Wir müssen wohl einige der Bilder korrigieren, die wir im Kopf haben oder mit denen wir immer wieder konfrontiert werden: Zum einen sind Sünder (beiderlei Geschlechts) nicht nur böse Gesetzesbrecher, mit denen wir nichts gemein haben, sondern Menschen, die auf irgendeine Weise die Orientierung verloren haben. Zum anderen müssen sie trotzdem keine Buße bezahlen, denn die Rechnung ist schon bezahlt: Gott und sein Sohn haben dafür gesorgt. Sie brauchen nur umkehren oder – wenn sie das nicht schaffen – sich aufheben, sich nach Hause tragen lassen.
Umdrehen, Umdenken ist also nötig, eine Kehrtwendung zu unserem Schöpfer und damit auch zu seiner Kreatur! Seine Nähe sollen wir suchen, um auf dem richtigen Weg bleiben zu können, um das Optimum zu erreichen, das Gott in uns zugrunde gelegt hat, um uns anstecken zu lassen von seiner bedingungslosen Liebe und sie weitergeben zu können.
Kehrtwendungen
Von Kehrtwendungen war diese Woche auch in Online- und Printmedien zu lesen: von „Fünf außerordentlichen Kehrtwenden“, die der Club of Rome fordert, damit unsere gequälte Erde überleben kann.
Sie stehen in seinem Bericht „Earth for All“, die Erde für alle.
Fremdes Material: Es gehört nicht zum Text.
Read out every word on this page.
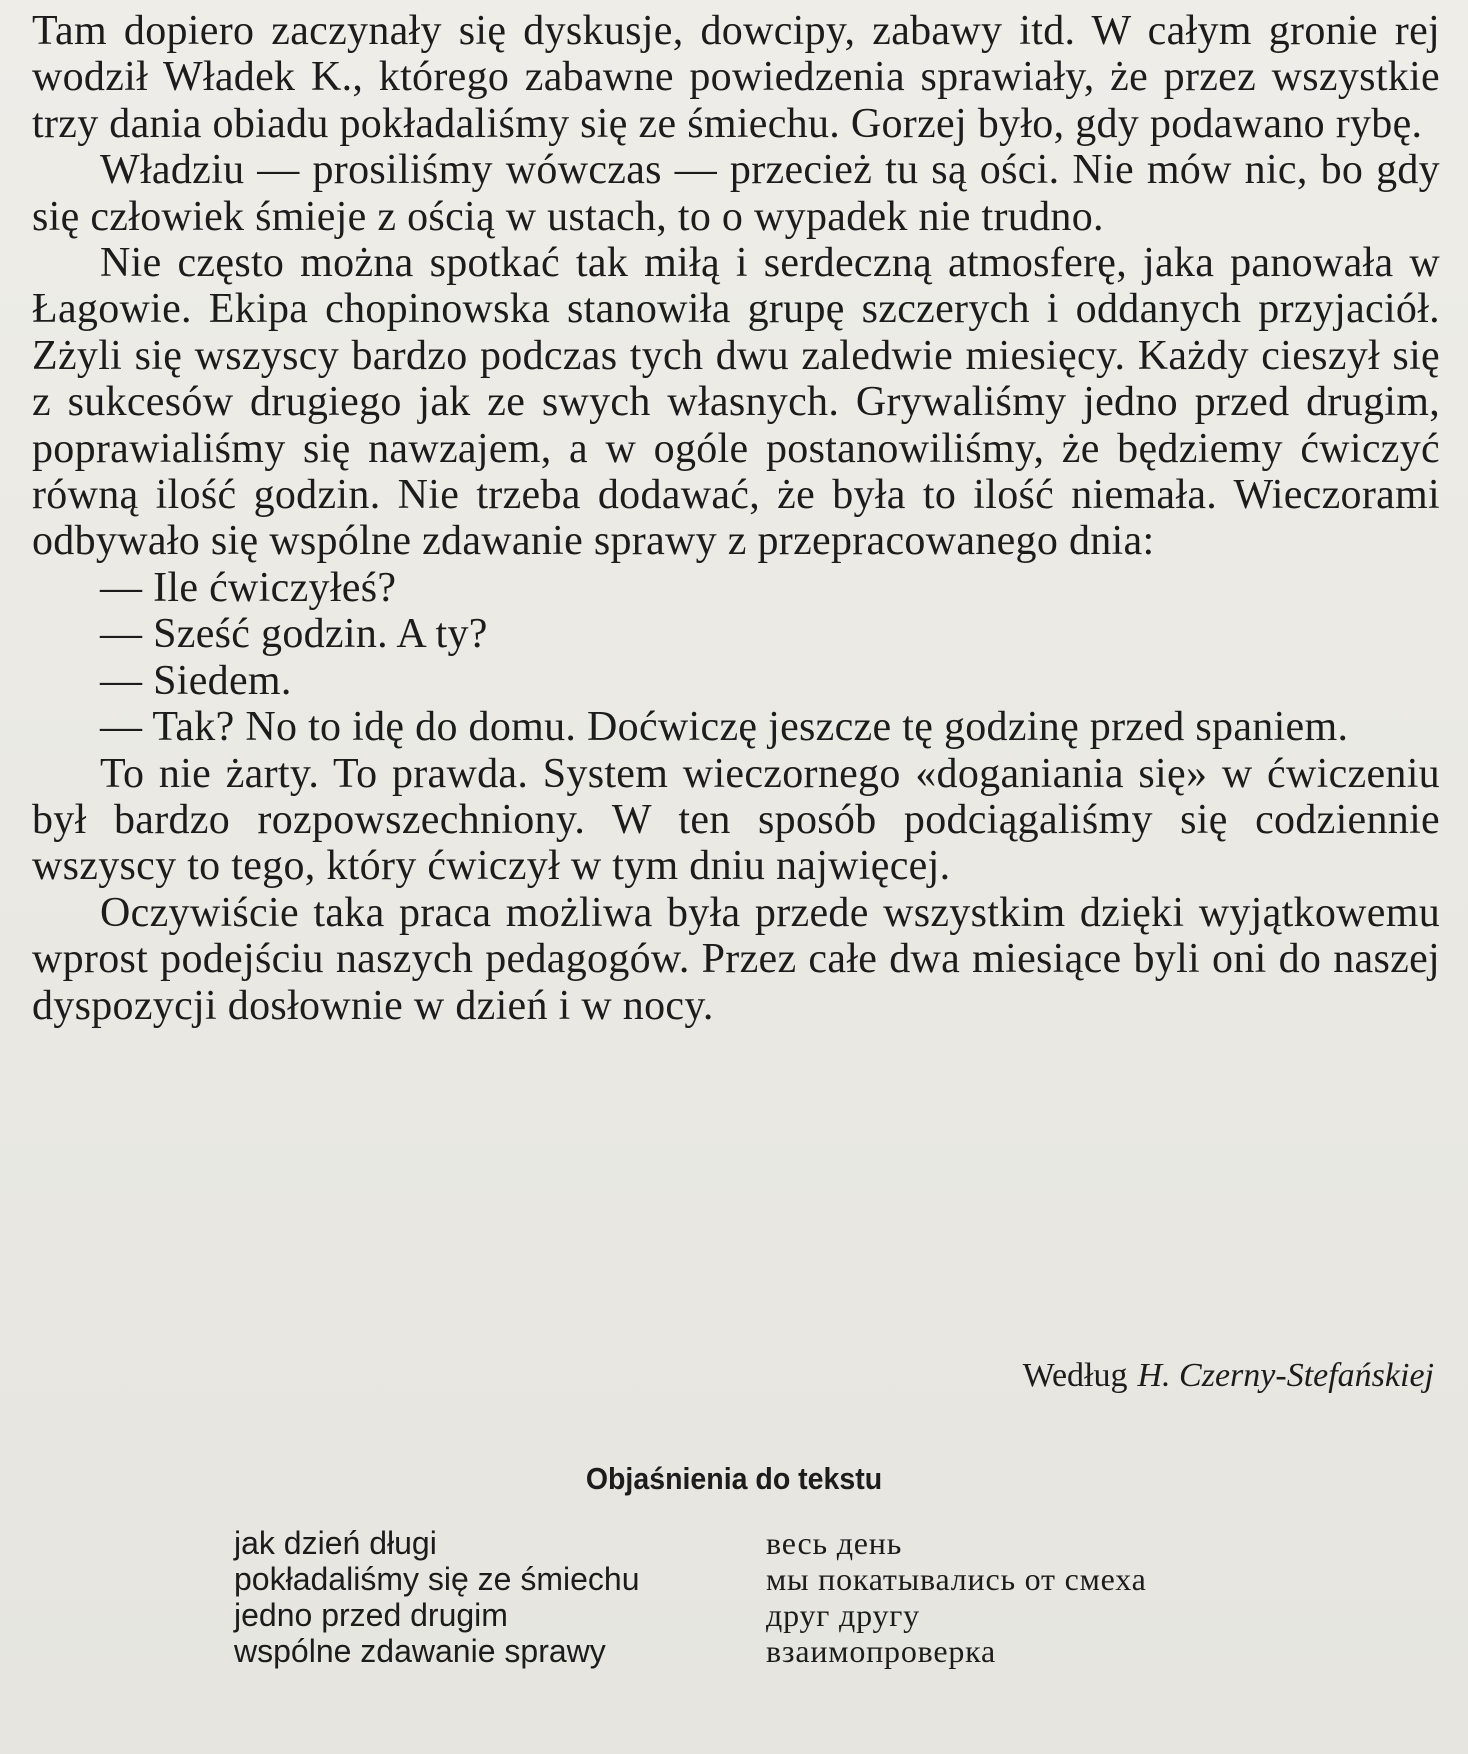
Tam dopiero zaczynały się dyskusje, dowcipy, zabawy itd. W całym gronie rej wodził Władek K., którego zabawne powiedzenia sprawiały, że przez wszystkie trzy dania obiadu pokładaliśmy się ze śmiechu. Gorzej było, gdy podawano rybę.

Władziu — prosiliśmy wówczas — przecież tu są ości. Nie mów nic, bo gdy się człowiek śmieje z ością w ustach, to o wypadek nie trudno.

Nie często można spotkać tak miłą i serdeczną atmosferę, jaka panowała w Łagowie. Ekipa chopinowska stanowiła grupę szczerych i oddanych przyjaciół. Zżyli się wszyscy bardzo podczas tych dwu zaledwie miesięcy. Każdy cieszył się z sukcesów drugiego jak ze swych własnych. Grywaliśmy jedno przed drugim, poprawialiśmy się nawzajem, a w ogóle postanowiliśmy, że będziemy ćwiczyć równą ilość godzin. Nie trzeba dodawać, że była to ilość niemała. Wieczorami odbywało się wspólne zdawanie sprawy z przepracowanego dnia:

— Ile ćwiczyłeś?

— Sześć godzin. A ty?

— Siedem.

— Tak? No to idę do domu. Doćwiczę jeszcze tę godzinę przed spaniem.

To nie żarty. To prawda. System wieczornego «doganiania się» w ćwiczeniu był bardzo rozpowszechniony. W ten sposób podciągaliśmy się codziennie wszyscy to tego, który ćwiczył w tym dniu najwięcej.

Oczywiście taka praca możliwa była przede wszystkim dzięki wyjątkowemu wprost podejściu naszych pedagogów. Przez całe dwa miesiące byli oni do naszej dyspozycji dosłownie w dzień i w nocy.

Według H. Czerny-Stefańskiej
Objaśnienia do tekstu
jak dzień długi	весь день
pokładaliśmy się ze śmiechu	мы покатывались от смеха
jedno przed drugim	друг другу
wspólne zdawanie sprawy	взаимопроверка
Mehr als 30 Autorinnen und Autoren haben ihn verfasst, und sie schreiben dazu: „Dies ist ein Buch über unsere Zukunft – die kollektive Zukunft der Menschheit in diesem Jahrhundert.“ Sie hänge vor allem von diesen „fünf außerordentlichen Kehrtwenden“ ab, die in den kommenden Jahrzehnten vollzogen werden müssen: Die Armut der Ärmsten muss beendet werden ebenso wie die wirtschaftliche Ungleichheit, die Geschlechtergerechtigkeit muss hergestellt, ein gesundes Ernährungssystem installiert und die Energiewende geschafft werden.
Dies bedeutet auch für uns eine Umkehr, eine Kehrtwende. Wir werden lernen müssen, unseren vergleichbaren Reichtum noch viel mehr zu teilen, um den Menschen vor allem in den ärmsten Teilen der Erde das Überleben zu sichern und damit sowohl bei uns wie auf allen anderen Kontinenten den nächsten Generationen Wohlergehen zu ermöglichen.
Auf den 234 Seiten des Berichtes werden mit anschaulichen Beispielen und Berechnungen konkrete Lösungen für einen schnellen Wandel präsentiert, bevor es zu spät ist. Die Expertinnen und Experten sprechen von hoch gesteckten Zielen, die sie für unverzichtbar halten und die mit Entschlossenheit und gutem Willen durchaus erreicht werden können.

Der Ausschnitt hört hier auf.